Blous

This small cube consists of synthetic indigo or “blous”. In the late 17th and early 18th century, Curaçao had a flourishing indigo industry. The natural “blous” was exported to Europe where it was used as a blue dye, and also to prevent discoloration of white laundry. In Curaçao, people kept and spread the African tradition surrounding “blous”, and used it for protection against evil. It is an example of the everyday spirituality that is present on the island. For centuries the colonizers and the church tried to ban these rituals. Today, younger generations show renewed interest in spiritual traditions and see them as meaningful elements of their identity.

Listen to the podcast

2:27 min

"My mother taught me this tradition, I will pass it on to my children and I hope it will live on for generations to come"

- Tiziana Penso

My name is Tiziana Penso. I’m 29 years old and I was born in Curaçao. When I think about blous I think about my family tradition. I know that blous was used originally to wash clothes with but my family didn’t use it that way. We use it to get rid of bad energy, jealousy, negative things that people can attract without knowing. Blous was used on me actually when I was a baby.

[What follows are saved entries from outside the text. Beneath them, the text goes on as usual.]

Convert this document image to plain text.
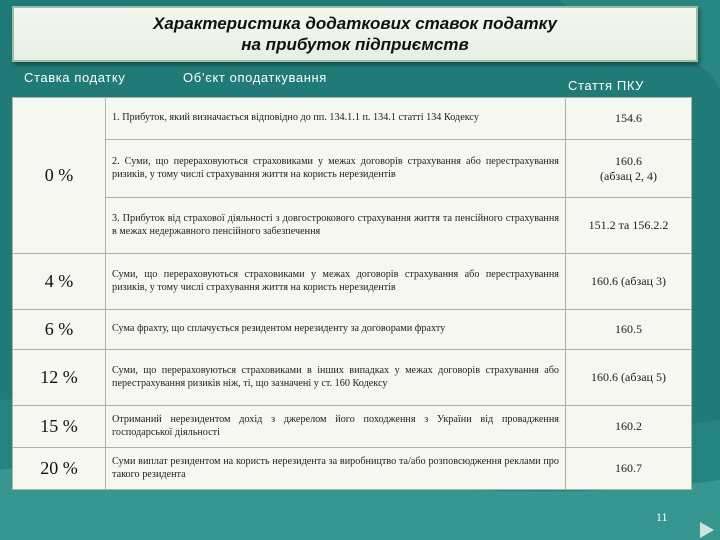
Характеристика додаткових ставок податку
на прибуток підприємств
Ставка податку	Об’єкт оподаткування
Стаття ПКУ
0 %	1. Прибуток, який визначається відповідно до пп. 134.1.1 п. 134.1 статті 134 Кодексу	154.6
	2. Суми, що перераховуються страховиками у межах договорів страхування або перестрахування ризиків, у тому числі страхування життя на користь нерезидентів	160.6
(абзац 2, 4)

	3. Прибуток від страхової діяльності з довгострокового страхування життя та пенсійного страхування в межах недержавного пенсійного забезпечення	151.2 та 156.2.2
4 %	Суми, що перераховуються страховиками у межах договорів страхування або перестрахування ризиків, у тому числі страхування життя на користь нерезидентів	160.6 (абзац 3)
6 %	Сума фрахту, що сплачується резидентом нерезиденту за договорами фрахту	160.5
12 %	Суми, що перераховуються страховиками в інших випадках у межах договорів страхування або перестрахування ризиків ніж, ті, що зазначені у ст. 160 Кодексу	160.6 (абзац 5)
15 %	Отриманий нерезидентом дохід з джерелом його походження з України від провадження господарської діяльності	160.2
20 %	Суми виплат резидентом на користь нерезидента за виробництво та/або розповсюдження реклами про такого резидента	160.7
11
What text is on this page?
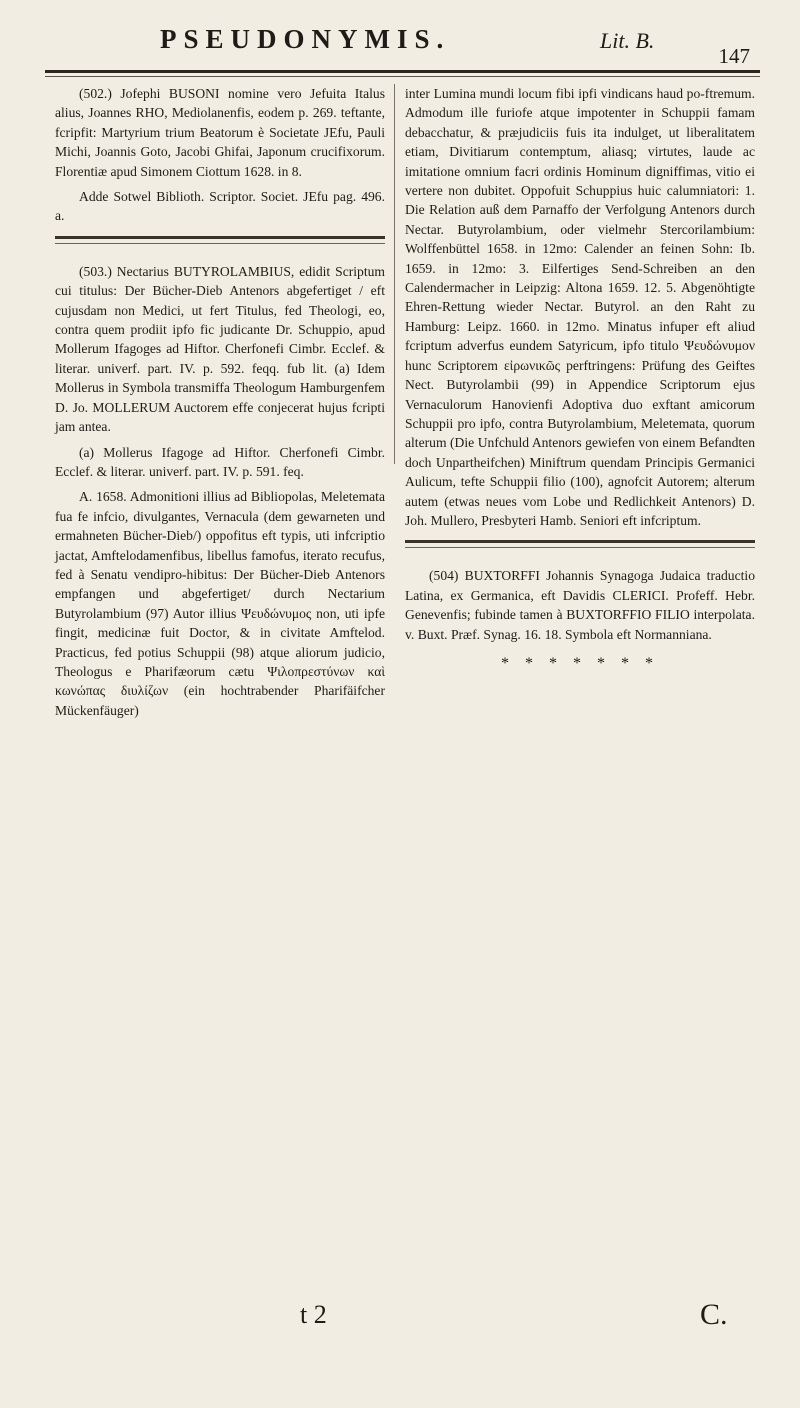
PSEUDONYMIS.	Lit. B.
147

(502.) Jofephi BUSONI nomine vero Jefuita Italus alius, Joannes RHO, Mediolanenfis, eodem p. 269. teftante, fcripfit: Martyrium trium Beatorum è Societate JEfu, Pauli Michi, Joannis Goto, Jacobi Ghifai, Japonum crucifixorum. Florentiæ apud Simonem Ciottum 1628. in 8.

Adde Sotwel Biblioth. Scriptor. Societ. JEfu pag. 496. a.

(503.) Nectarius BUTYROLAMBIUS, edidit Scriptum cui titulus: Der Bücher-Dieb Antenors abgefertiget / eft cujusdam non Medici, ut fert Titulus, fed Theologi, eo, contra quem prodiit ipfo fic judicante Dr. Schuppio, apud Mollerum Ifagoges ad Hiftor. Cherfonefi Cimbr. Ecclef. & literar. univerf. part. IV. p. 592. feqq. fub lit. (a) Idem Mollerus in Symbola transmiffa Theologum Hamburgenfem D. Jo. MOLLERUM Auctorem effe conjecerat hujus fcripti jam antea.

(a) Mollerus Ifagoge ad Hiftor. Cherfonefi Cimbr. Ecclef. & literar. univerf. part. IV. p. 591. feq.

A. 1658. Admonitioni illius ad Bibliopolas, Meletemata fua fe infcio, divulgantes, Vernacula (dem gewarneten und ermahneten Bücher-Dieb/) oppofitus eft typis, uti infcriptio jactat, Amftelodamenfibus, libellus famofus, iterato recufus, fed à Senatu vendipro-hibitus: Der Bücher-Dieb Antenors empfangen und abgefertiget/ durch Nectarium Butyrolambium (97) Autor illius Ψευδώνυμος non, uti ipfe fingit, medicinæ fuit Doctor, & in civitate Amftelod. Practicus, fed potius Schuppii (98) atque aliorum judicio, Theologus e Pharifæorum cætu Ψιλοπρεστύνων καὶ κωνώπας διυλίζων (ein hochtrabender Pharifäifcher Mückenfäuger)

inter Lumina mundi locum fibi ipfi vindicans haud po-ftremum. Admodum ille furiofe atque impotenter in Schuppii famam debacchatur, & præjudiciis fuis ita indulget, ut liberalitatem etiam, Divitiarum contemptum, aliasq; virtutes, laude ac imitatione omnium facri ordinis Hominum digniffimas, vitio ei vertere non dubitet. Oppofuit Schuppius huic calumniatori: 1. Die Relation auß dem Parnaffo der Verfolgung Antenors durch Nectar. Butyrolambium, oder vielmehr Stercorilambium: Wolffenbüttel 1658. in 12mo: Calender an feinen Sohn: Ib. 1659. in 12mo: 3. Eilfertiges Send-Schreiben an den Calendermacher in Leipzig: Altona 1659. 12. 5. Abgenöhtigte Ehren-Rettung wieder Nectar. Butyrol. an den Raht zu Hamburg: Leipz. 1660. in 12mo. Minatus infuper eft aliud fcriptum adverfus eundem Satyricum, ipfo titulo Ψευδώνυμον hunc Scriptorem εἰρωνικῶς perftringens: Prüfung des Geiftes Nect. Butyrolambii (99) in Appendice Scriptorum ejus Vernaculorum Hanovienfi Adoptiva duo exftant amicorum Schuppii pro ipfo, contra Butyrolambium, Meletemata, quorum alterum (Die Unfchuld Antenors gewiefen von einem Befandten doch Unpartheifchen) Miniftrum quendam Principis Germanici Aulicum, tefte Schuppii filio (100), agnofcit Autorem; alterum autem (etwas neues vom Lobe und Redlichkeit Antenors) D. Joh. Mullero, Presbyteri Hamb. Seniori eft infcriptum.

(504) BUXTORFFI Johannis Synagoga Judaica traductio Latina, ex Germanica, eft Davidis CLERICI. Profeff. Hebr. Genevenfis; fubinde tamen à BUXTORFFIO FILIO interpolata. v. Buxt. Præf. Synag. 16. 18. Symbola eft Normanniana.

* * * * * * *
t 2	C.
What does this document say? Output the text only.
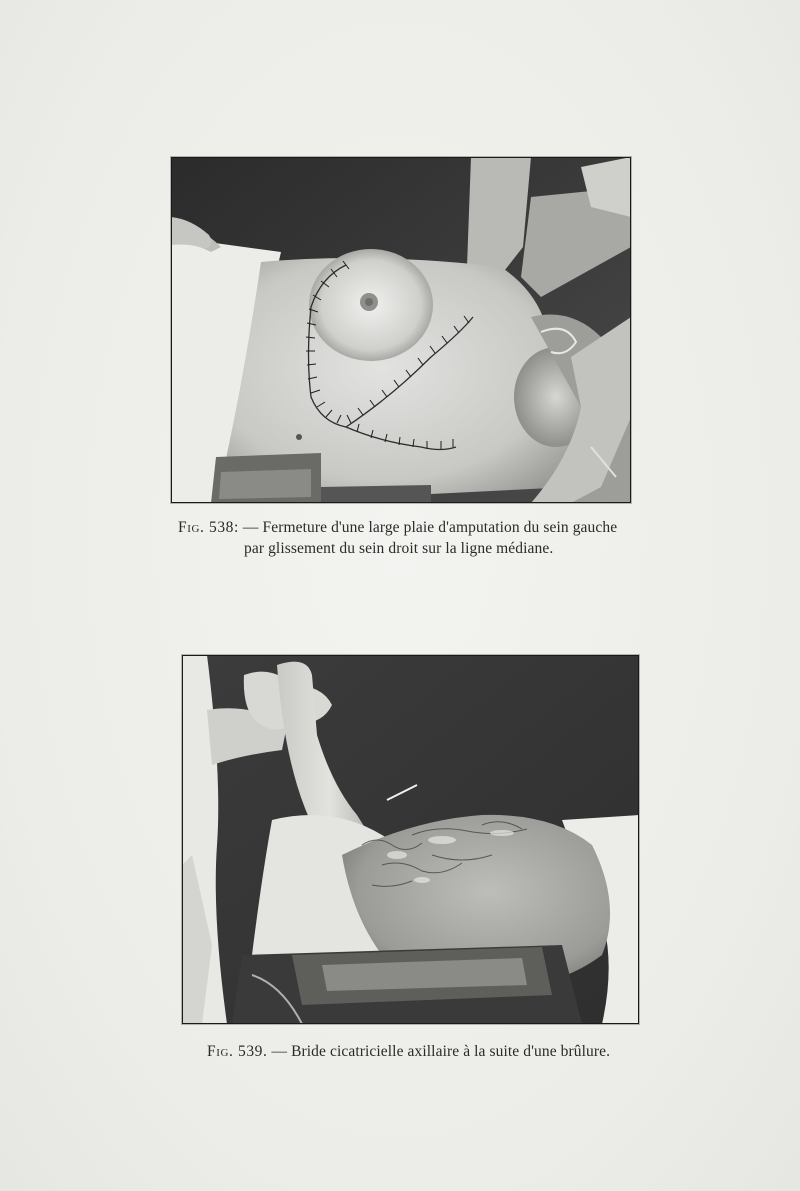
Fig. 538: — Fermeture d'une large plaie d'amputation du sein gauche
par glissement du sein droit sur la ligne médiane.
Fig. 539. — Bride cicatricielle axillaire à la suite d'une brûlure.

When a baby is born and the parents go to a party or some other event where they know that a lot of people will be looking at the baby they use blous on the soles of the baby’s feet or on the back of its head. When you get back home you bathe your baby and you use a little bit of blous in the bathing water. That way you get rid of the negative energy or ‘oyada’ as we call it – anything that can be interpreted as negative for the child. And this is a tradition that I learned from my elders who learned it from their parents and from the generations before. My mother taught me this tradition, I will pass it on to my children and I hope it will live on for generations to come.